The civil injunction means that if J.P. Morgan Chase is found to have engaged in Enron-type transactions with any company in the future, it would effectively be violating a court order, committing a criminal infraction. "It raises the stakes a lot," said an SEC official, because Arthur Andersen's violation of a similar injunction in its dealings with Enron led to the criminal case that effectively dissolved the accounting firm.

A J.P. Morgan Chase spokesman would not address the regulators' contention that it was uncooperative. William B. Harrison, its chairman and chief executive, said in a press that it "is glad to put a major portion of the Enron matter behind us." Meanwhile, "we still have various Enron-related civil suits pending, and we intend to pursue our rights and defenses in those cases vigorously."

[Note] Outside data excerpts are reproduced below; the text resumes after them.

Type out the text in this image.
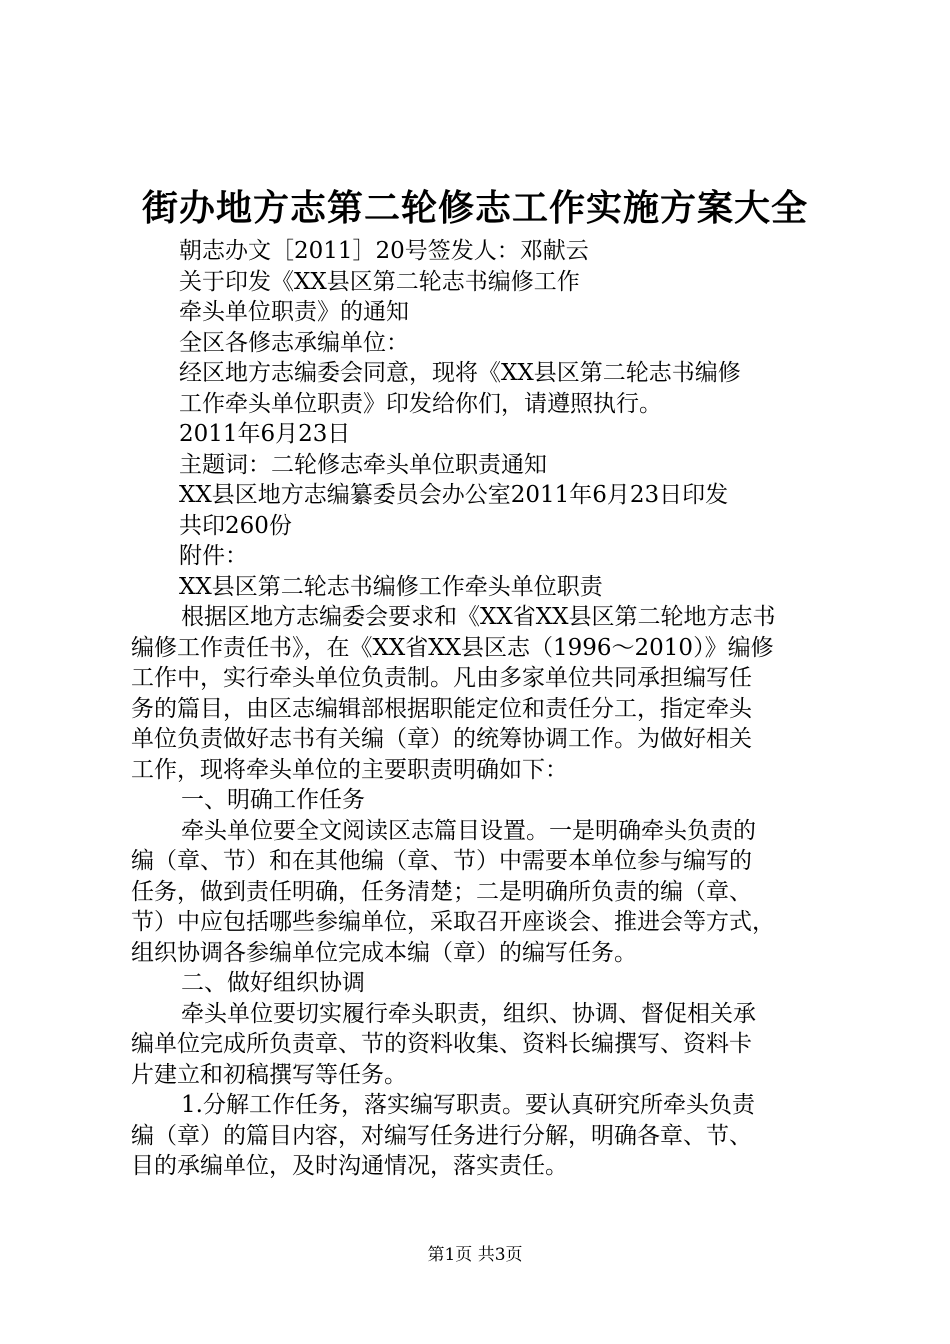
街办地方志第二轮修志工作实施方案大全
朝志办文［2011］20号签发人：邓献云
关于印发《XX县区第二轮志书编修工作
牵头单位职责》的通知
全区各修志承编单位：
经区地方志编委会同意，现将《XX县区第二轮志书编修
工作牵头单位职责》印发给你们，请遵照执行。
2011年6月23日
主题词：二轮修志牵头单位职责通知
XX县区地方志编纂委员会办公室2011年6月23日印发
共印260份
附件：
XX县区第二轮志书编修工作牵头单位职责
根据区地方志编委会要求和《XX省XX县区第二轮地方志书
编修工作责任书》，在《XX省XX县区志（1996～2010）》编修
工作中，实行牵头单位负责制。凡由多家单位共同承担编写任
务的篇目，由区志编辑部根据职能定位和责任分工，指定牵头
单位负责做好志书有关编（章）的统筹协调工作。为做好相关
工作，现将牵头单位的主要职责明确如下：
一、明确工作任务
牵头单位要全文阅读区志篇目设置。一是明确牵头负责的
编（章、节）和在其他编（章、节）中需要本单位参与编写的
任务，做到责任明确，任务清楚；二是明确所负责的编（章、
节）中应包括哪些参编单位，采取召开座谈会、推进会等方式，
组织协调各参编单位完成本编（章）的编写任务。
二、做好组织协调
牵头单位要切实履行牵头职责，组织、协调、督促相关承
编单位完成所负责章、节的资料收集、资料长编撰写、资料卡
片建立和初稿撰写等任务。
1.分解工作任务，落实编写职责。要认真研究所牵头负责
编（章）的篇目内容，对编写任务进行分解，明确各章、节、
目的承编单位，及时沟通情况，落实责任。
第1页 共3页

Charles O. Prince, the chairman and CEO of Citi's Global Corporate and Investment Bank, and the company's future CEO, said in a press release: "We are pleased this settlement brings to a close the investigations of Citigroup … into these matters. We are pleased that we have been able to respond promptly and effectively to the problems that underlay this investigation. Put simply, the transactions addressed in these settlements would not happen now at Citigroup."

Mr. Morgenthau also stressed that the transparency and "understandability" of transactions lay at the heart of the deal and that he and the SEC are pushing for new rules.

Bankers, and the lawyers and accountants they employ, need to "take off the blinders in assessing the legality and propriety of complex structured financial transactions," he said. "They must evaluate these transactions as a whole … and must take into account the use or misuse that the client intended to make."

Also on Monday the two banks entered into Enron-related written agreements with the Office of the Comptroller of the Currency, the Federal Reserve Bank of New York, and the New York Banking Department. Citi is nationally chartered, while J.P. Morgan Chase has a state charter.